The conflict between Afghanistan and Pakistan is rooted largely in disputes over their shared border and the presence of militant groups operating across it. The main territorial issue involves the Durand Line, a 2,640-kilometer boundary drawn in 1893 between British India and Afghanistan.
Successive Afghan governments have refused to formally recognize the line as an international border, arguing it divided ethnic Pashtun communities.
Pakistan, which inherited the border after its creation in 1947, considers the Durand Line its legitimate frontier. The disagreement has periodically fueled diplomatic tensions and border clashes.
Security concerns have intensified the conflict in recent decades. Pakistan has long accused militant groups based in Afghanistan of carrying out attacks on its territory, particularly the Tehrik-i-Taliban Pakistan (TTP), a Pakistani insurgent group responsible for numerous attacks against the Pakistani state. Islamabad says TTP fighters use Afghan territory as a safe haven.
The government of Taliban, which returned to power in Afghanistan in 2021 after the withdrawal of U.S.-led forces, has denied harboring the group but has struggled to fully control militant activity along the mountainous border.
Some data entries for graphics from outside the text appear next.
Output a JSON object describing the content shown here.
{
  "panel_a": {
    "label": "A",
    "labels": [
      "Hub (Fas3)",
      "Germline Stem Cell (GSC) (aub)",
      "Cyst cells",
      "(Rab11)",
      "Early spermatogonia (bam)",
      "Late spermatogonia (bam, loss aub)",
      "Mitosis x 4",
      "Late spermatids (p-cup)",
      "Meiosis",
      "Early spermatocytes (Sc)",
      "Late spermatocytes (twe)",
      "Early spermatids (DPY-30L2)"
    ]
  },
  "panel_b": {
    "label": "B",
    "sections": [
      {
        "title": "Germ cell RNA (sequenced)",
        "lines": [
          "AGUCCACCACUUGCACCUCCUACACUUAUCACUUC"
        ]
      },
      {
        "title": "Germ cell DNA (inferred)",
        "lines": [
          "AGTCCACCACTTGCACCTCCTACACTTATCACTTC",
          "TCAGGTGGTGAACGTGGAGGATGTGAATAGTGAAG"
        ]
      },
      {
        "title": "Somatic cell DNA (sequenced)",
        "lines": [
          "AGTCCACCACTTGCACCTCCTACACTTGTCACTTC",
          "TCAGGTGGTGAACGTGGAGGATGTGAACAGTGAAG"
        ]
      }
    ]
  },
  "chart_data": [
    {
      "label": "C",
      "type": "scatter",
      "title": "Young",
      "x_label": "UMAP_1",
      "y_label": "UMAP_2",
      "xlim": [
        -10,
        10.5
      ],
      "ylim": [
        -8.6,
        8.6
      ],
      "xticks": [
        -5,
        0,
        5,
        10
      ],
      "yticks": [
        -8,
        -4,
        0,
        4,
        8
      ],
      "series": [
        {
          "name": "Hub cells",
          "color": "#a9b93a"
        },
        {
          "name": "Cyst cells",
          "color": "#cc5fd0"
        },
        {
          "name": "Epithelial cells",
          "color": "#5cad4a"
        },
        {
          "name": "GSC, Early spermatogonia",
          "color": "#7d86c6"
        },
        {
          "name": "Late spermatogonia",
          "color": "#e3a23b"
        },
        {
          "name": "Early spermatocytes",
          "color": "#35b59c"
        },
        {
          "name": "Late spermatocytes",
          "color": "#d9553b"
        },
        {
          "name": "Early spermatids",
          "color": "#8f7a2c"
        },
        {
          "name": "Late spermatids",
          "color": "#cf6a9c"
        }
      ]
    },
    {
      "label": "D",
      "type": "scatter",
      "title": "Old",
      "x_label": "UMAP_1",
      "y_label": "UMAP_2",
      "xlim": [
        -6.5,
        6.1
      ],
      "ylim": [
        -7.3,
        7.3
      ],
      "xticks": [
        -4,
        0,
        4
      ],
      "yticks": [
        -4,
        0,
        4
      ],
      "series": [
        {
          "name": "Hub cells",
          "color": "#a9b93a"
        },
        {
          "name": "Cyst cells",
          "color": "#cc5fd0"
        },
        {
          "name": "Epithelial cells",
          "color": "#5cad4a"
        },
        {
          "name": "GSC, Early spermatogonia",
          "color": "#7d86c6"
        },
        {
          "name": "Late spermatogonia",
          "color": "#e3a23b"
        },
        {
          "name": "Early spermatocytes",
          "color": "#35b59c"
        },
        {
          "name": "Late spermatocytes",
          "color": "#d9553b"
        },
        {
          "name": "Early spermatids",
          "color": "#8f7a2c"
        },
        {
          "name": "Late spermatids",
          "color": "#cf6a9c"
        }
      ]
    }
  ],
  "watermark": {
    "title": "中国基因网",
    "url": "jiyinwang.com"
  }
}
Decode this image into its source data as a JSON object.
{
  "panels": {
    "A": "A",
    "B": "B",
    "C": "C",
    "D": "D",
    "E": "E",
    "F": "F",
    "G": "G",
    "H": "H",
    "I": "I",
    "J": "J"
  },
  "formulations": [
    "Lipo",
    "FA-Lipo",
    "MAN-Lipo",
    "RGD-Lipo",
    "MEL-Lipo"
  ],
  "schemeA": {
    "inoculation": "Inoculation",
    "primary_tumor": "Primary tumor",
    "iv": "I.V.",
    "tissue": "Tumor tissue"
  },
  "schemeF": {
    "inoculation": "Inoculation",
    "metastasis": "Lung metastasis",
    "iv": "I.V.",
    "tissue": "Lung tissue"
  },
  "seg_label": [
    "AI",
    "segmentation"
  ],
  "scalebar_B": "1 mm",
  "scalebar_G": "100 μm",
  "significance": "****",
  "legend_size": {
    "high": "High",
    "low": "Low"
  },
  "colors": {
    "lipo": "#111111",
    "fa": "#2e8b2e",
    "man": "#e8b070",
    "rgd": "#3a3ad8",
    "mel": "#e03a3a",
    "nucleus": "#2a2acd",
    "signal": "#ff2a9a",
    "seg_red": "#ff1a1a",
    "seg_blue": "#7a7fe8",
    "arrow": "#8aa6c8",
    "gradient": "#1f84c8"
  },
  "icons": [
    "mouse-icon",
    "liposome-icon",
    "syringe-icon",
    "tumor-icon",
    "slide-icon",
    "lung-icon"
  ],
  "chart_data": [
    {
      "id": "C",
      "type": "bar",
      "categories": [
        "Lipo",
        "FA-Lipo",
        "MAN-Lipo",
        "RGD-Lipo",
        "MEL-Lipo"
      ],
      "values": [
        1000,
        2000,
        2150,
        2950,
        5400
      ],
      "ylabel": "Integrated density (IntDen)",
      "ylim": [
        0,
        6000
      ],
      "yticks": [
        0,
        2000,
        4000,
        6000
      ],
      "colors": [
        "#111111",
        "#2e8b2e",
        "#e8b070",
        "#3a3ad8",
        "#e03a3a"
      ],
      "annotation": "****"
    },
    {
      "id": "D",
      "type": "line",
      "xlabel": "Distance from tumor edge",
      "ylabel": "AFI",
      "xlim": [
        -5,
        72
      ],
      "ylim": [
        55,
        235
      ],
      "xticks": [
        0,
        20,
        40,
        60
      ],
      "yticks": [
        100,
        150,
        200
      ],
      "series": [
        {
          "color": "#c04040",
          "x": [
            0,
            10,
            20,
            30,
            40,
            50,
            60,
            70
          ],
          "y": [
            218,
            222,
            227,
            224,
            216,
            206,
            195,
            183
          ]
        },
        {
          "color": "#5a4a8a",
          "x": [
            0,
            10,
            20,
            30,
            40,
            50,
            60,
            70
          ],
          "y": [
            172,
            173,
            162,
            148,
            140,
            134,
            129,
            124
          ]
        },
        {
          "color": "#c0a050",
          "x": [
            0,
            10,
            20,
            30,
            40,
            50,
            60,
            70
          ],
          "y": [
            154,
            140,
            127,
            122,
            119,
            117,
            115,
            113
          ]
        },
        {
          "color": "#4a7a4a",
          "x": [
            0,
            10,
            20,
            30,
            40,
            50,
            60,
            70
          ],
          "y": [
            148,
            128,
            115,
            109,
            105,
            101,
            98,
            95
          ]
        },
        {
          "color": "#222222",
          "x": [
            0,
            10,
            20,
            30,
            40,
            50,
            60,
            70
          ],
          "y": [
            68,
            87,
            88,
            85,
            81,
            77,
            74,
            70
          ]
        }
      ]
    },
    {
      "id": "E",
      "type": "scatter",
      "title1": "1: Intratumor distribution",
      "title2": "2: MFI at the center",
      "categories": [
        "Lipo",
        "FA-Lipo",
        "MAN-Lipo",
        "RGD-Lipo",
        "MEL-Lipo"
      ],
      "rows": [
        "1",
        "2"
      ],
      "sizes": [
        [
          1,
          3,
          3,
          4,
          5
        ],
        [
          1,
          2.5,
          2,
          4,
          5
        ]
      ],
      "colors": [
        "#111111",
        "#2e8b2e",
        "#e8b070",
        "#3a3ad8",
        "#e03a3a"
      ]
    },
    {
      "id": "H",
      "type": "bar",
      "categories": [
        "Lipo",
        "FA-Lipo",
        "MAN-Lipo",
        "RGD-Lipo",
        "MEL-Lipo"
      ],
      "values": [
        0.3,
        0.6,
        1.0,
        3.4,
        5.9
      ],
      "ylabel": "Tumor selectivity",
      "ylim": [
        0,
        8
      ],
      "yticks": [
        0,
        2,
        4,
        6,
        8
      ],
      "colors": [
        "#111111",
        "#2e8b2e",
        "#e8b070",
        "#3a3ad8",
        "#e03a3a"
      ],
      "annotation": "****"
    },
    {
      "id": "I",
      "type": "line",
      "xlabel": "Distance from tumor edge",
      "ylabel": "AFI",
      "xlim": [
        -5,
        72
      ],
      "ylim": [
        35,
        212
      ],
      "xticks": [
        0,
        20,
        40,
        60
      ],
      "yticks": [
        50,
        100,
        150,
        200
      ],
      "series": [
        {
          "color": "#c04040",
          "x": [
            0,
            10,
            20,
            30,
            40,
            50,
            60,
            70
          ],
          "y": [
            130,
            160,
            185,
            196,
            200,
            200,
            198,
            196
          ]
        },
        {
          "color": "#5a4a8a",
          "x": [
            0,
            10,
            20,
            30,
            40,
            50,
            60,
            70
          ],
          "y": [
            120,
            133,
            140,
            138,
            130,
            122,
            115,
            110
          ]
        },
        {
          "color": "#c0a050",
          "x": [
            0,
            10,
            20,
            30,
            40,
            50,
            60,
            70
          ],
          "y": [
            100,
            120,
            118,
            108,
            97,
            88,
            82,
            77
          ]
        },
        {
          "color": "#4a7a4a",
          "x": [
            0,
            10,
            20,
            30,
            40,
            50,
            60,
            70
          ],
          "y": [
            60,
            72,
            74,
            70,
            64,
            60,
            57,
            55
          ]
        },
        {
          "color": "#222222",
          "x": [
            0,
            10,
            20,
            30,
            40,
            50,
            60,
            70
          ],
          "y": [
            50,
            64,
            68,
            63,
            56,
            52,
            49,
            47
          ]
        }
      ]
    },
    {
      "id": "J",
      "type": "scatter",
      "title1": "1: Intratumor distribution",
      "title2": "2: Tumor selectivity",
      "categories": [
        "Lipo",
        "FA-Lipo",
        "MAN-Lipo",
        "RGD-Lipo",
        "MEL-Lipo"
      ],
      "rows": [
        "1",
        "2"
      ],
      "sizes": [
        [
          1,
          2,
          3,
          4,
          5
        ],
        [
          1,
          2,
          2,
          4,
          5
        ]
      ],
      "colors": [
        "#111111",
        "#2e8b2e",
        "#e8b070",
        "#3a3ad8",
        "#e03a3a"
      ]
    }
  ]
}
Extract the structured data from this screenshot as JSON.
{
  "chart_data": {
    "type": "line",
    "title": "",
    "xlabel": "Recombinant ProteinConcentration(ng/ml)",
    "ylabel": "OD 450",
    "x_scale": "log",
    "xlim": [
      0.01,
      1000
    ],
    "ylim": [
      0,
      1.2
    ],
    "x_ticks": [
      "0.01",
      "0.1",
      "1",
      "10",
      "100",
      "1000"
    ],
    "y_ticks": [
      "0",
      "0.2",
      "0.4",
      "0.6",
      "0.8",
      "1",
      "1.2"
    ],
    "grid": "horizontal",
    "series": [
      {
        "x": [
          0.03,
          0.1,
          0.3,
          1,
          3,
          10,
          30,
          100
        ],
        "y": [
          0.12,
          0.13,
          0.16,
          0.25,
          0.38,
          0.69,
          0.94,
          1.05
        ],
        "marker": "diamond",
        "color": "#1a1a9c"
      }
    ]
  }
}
Relations have also been strained by cross-border military operations, refugee issues and trade disruptions.
Pakistan has periodically carried out airstrikes or artillery attacks targeting suspected militants inside Afghanistan, prompting protests from Kabul.
At the same time, Pakistan hosts millions of Afghan refugees from decades of war, a humanitarian and political issue that has worsened tensions during deportation campaigns.
These disputes—combined with fragile security conditions in both countries—have kept relations volatile and occasionally violent along the frontier.